Hamad Allah al-Rikabi, the official spokesman of the pro-Sadr bloc in Parliament, said Mr. Trump’s visit reflected “the recklessness of the United States of America in its dealing with others.”

The best quotes of Iraqi reactions to the bases, which I prefer not to cite, are offered by Russian propaganda organs, motivated by their natural adversarial inclinations.   The usual searches that includes “RT” and “Presstv” brings them up.

 With the possible exception of Basra, an Iran takeover would not be a tanks-across-the-border affair.  It would stoke the banked fires via the means implied by Axworthy’s title. This might be an occasion to review the question of Muqtada al-Sadr, Iranian Mole? His distance from earlier Iranian ties is unconvincing.  When Soviet agents were recruited from the Communist Party of the USA, they were instructed to resign their party memberships.

Recent human interest stories suggest national feeling transcending the tribes.  But samplings from an urban, capitol region do not present a true picture. The persistence of  ISIS provides a clue, about the Iraq that can’t quite finish it off.

ISIS is not Iran, but the Iraq response towards ISIS illuminates the fractured political structure that Iran would  dissolve, dominate, and replace. Conveniently, the idea to dissolve Iraq is promoted by a Kurdish professor; (Basnews) Dissolving Iraq Helps Middle East Relief: Research.  The Iranians didn’t have to invent it. Neither did I, in Is Iraq Headed for Another Civil War?
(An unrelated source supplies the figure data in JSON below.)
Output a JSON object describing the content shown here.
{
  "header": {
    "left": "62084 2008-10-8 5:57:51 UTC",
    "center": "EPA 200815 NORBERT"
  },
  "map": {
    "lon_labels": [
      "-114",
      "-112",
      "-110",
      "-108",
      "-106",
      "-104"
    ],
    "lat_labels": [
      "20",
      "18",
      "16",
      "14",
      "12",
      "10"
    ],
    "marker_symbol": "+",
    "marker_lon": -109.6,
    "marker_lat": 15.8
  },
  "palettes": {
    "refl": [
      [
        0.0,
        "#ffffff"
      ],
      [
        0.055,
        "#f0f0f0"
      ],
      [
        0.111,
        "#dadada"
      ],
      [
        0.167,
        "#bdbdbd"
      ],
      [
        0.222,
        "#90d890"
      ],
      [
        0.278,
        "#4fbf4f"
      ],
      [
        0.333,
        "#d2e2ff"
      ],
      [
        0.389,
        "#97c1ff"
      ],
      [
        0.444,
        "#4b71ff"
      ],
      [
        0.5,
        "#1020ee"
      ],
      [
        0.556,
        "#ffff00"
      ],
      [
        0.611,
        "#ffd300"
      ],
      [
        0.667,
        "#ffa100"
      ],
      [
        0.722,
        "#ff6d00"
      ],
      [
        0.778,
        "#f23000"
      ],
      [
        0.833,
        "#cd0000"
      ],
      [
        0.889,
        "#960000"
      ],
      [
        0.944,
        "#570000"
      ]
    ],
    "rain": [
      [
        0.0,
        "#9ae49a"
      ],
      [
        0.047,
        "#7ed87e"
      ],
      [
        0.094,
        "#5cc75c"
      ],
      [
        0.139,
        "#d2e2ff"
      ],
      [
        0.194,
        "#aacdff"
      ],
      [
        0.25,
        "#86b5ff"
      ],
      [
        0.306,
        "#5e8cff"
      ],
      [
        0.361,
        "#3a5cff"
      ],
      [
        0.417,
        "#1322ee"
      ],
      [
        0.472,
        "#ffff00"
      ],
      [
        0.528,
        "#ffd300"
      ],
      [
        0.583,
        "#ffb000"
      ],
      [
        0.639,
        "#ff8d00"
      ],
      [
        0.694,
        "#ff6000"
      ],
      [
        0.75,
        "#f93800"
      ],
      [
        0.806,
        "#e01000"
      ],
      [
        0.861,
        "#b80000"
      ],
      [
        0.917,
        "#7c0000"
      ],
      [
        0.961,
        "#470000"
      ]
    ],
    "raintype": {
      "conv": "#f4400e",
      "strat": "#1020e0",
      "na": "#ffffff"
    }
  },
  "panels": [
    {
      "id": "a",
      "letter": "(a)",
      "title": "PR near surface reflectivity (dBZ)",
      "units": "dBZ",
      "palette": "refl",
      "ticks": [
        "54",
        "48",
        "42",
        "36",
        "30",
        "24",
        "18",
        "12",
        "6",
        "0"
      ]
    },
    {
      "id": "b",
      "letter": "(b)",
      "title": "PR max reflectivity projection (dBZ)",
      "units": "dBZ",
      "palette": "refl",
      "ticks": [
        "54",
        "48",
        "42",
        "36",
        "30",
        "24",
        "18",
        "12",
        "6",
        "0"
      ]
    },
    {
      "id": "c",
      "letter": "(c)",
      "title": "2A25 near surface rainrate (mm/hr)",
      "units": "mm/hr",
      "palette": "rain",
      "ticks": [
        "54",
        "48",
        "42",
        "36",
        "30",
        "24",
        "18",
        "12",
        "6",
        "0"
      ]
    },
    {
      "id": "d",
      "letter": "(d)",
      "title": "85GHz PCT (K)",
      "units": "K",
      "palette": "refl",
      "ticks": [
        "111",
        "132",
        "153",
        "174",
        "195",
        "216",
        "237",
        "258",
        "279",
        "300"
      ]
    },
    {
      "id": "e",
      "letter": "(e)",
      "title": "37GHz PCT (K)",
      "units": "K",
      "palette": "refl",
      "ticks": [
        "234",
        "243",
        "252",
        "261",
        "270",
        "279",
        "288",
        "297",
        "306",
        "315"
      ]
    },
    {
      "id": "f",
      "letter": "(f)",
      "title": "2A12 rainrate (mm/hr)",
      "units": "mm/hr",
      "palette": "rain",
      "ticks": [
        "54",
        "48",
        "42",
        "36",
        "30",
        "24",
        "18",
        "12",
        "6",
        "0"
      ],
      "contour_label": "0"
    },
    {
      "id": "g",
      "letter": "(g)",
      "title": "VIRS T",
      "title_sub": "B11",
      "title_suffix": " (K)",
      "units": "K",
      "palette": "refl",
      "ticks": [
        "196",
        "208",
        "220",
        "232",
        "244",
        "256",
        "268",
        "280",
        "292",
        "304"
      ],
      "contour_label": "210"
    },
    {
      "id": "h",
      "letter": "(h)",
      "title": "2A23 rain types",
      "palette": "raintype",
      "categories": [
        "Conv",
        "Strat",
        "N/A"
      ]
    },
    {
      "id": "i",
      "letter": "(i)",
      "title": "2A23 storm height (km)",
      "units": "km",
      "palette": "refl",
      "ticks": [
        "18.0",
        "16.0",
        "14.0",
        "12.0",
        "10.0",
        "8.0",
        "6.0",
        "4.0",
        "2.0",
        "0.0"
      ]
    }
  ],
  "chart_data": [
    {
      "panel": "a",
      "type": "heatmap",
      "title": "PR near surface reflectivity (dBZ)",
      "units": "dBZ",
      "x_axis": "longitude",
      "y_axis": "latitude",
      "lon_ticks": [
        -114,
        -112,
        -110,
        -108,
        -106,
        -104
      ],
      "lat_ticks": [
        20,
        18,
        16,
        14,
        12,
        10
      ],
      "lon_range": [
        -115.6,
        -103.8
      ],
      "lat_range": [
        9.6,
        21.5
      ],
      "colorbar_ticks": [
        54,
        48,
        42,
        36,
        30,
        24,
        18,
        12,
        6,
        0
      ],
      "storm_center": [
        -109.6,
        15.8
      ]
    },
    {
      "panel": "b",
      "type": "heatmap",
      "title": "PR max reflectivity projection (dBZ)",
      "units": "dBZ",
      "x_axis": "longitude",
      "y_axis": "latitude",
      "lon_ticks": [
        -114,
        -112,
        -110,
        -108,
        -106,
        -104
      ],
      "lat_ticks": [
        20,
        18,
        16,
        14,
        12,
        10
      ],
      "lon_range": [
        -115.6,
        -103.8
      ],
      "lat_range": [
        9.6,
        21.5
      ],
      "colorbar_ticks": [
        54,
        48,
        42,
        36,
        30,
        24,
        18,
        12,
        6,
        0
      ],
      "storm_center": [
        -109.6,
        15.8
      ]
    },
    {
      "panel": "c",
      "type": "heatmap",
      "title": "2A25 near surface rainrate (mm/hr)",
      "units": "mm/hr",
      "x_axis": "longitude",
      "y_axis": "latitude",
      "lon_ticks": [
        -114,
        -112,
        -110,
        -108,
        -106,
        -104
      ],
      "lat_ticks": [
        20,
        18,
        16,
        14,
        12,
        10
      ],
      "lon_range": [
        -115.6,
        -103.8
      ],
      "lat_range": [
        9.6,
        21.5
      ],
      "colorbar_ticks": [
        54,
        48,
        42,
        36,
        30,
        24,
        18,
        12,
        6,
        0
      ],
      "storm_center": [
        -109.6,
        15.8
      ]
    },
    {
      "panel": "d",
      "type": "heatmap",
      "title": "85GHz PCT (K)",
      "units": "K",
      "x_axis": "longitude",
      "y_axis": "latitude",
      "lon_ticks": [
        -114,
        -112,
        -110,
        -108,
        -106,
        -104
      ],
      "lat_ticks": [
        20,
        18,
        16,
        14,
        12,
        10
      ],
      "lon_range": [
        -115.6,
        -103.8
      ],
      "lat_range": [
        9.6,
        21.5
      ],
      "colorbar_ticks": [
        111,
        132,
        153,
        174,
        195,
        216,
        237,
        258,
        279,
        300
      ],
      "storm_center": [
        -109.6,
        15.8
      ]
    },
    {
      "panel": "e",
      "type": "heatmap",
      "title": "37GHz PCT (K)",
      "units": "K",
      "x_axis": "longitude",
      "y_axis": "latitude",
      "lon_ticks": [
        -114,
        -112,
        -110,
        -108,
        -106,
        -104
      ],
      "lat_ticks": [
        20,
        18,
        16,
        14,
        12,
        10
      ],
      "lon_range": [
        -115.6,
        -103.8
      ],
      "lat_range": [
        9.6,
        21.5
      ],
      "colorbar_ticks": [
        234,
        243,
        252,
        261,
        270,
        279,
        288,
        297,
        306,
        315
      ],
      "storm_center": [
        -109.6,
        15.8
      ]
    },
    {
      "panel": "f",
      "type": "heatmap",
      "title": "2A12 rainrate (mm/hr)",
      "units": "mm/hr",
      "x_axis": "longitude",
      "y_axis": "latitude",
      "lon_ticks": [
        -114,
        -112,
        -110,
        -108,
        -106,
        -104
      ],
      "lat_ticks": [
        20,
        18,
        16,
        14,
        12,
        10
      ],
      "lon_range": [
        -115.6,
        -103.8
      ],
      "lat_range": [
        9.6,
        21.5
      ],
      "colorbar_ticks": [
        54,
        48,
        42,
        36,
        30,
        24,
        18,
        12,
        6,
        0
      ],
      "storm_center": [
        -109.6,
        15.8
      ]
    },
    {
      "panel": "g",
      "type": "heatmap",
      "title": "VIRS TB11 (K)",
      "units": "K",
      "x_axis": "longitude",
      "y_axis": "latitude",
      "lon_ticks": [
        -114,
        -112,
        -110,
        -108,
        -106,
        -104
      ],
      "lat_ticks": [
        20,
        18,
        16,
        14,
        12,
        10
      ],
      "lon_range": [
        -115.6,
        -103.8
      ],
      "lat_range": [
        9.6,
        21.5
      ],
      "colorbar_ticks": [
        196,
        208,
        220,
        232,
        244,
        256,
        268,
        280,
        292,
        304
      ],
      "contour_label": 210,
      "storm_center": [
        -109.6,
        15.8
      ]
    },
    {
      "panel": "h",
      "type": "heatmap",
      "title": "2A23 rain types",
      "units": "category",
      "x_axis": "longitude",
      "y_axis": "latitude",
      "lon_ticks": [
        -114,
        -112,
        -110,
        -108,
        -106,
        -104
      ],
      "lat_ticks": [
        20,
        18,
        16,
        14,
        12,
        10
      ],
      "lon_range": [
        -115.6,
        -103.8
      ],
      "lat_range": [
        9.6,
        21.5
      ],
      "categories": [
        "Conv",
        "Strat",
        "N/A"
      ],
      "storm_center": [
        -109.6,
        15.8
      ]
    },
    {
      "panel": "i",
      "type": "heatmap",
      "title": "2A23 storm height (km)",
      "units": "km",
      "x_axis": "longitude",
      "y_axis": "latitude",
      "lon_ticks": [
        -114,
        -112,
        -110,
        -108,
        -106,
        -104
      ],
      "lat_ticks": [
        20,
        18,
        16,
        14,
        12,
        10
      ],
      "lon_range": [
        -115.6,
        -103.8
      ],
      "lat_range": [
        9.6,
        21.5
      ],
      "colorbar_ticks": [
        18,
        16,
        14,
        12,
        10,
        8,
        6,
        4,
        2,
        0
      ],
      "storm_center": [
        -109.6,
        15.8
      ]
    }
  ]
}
 The inability of groups fractured by tribal allegiances to cooperate,  and lack of national feeling combine to provide ISIS with sanctuary in the boundary areas between ethnic groups. See (Wilson) U.S. Update on ISIS in Iraq in Syria.

“Watch Iran” sounds a little ambiguous. It invites us to fill in the blank purpose of bases in western and far western Anbar:

  • Prevent coordination between ISIS in Syria with ISIS in Iraq.
  • Help the Sunni majority of Anbar cohere as a political unit.
  • Enable pro U.S. rump states if Iran takes the southern part.
  • Sitting astride the Damascus-Baghdad road, impede Iran’s projection  into the Levant.
  • Serve as a base for reentry to Iraq through Saudi Arabia. In the 1991 Gulf War, a western bypass  (though not as far west as Anbar)  was used by the “left hook” of VII Corps under Fred Franks. H.R. McMaster had a dramatic role in the Battle of 73 Easting.

The far west locations of the bases provide some insulation against sectarian strife. But how Iraq will fall apart is as hard as predicting how a goblet will shatter when dropped.

  • For a clean break into a few large pieces, the bases are an asset.
  • Bases are useful if there is enough coherence to request U.S. assistance, but the U.S. response would have to be massive.
  • With total shattering, and  many sharp pieces, the bases become “Mortarvilles”, exposed to grinding attrition.

Watching a country dissolve could be interesting. Watch Iran? I’d rather watch paint dry.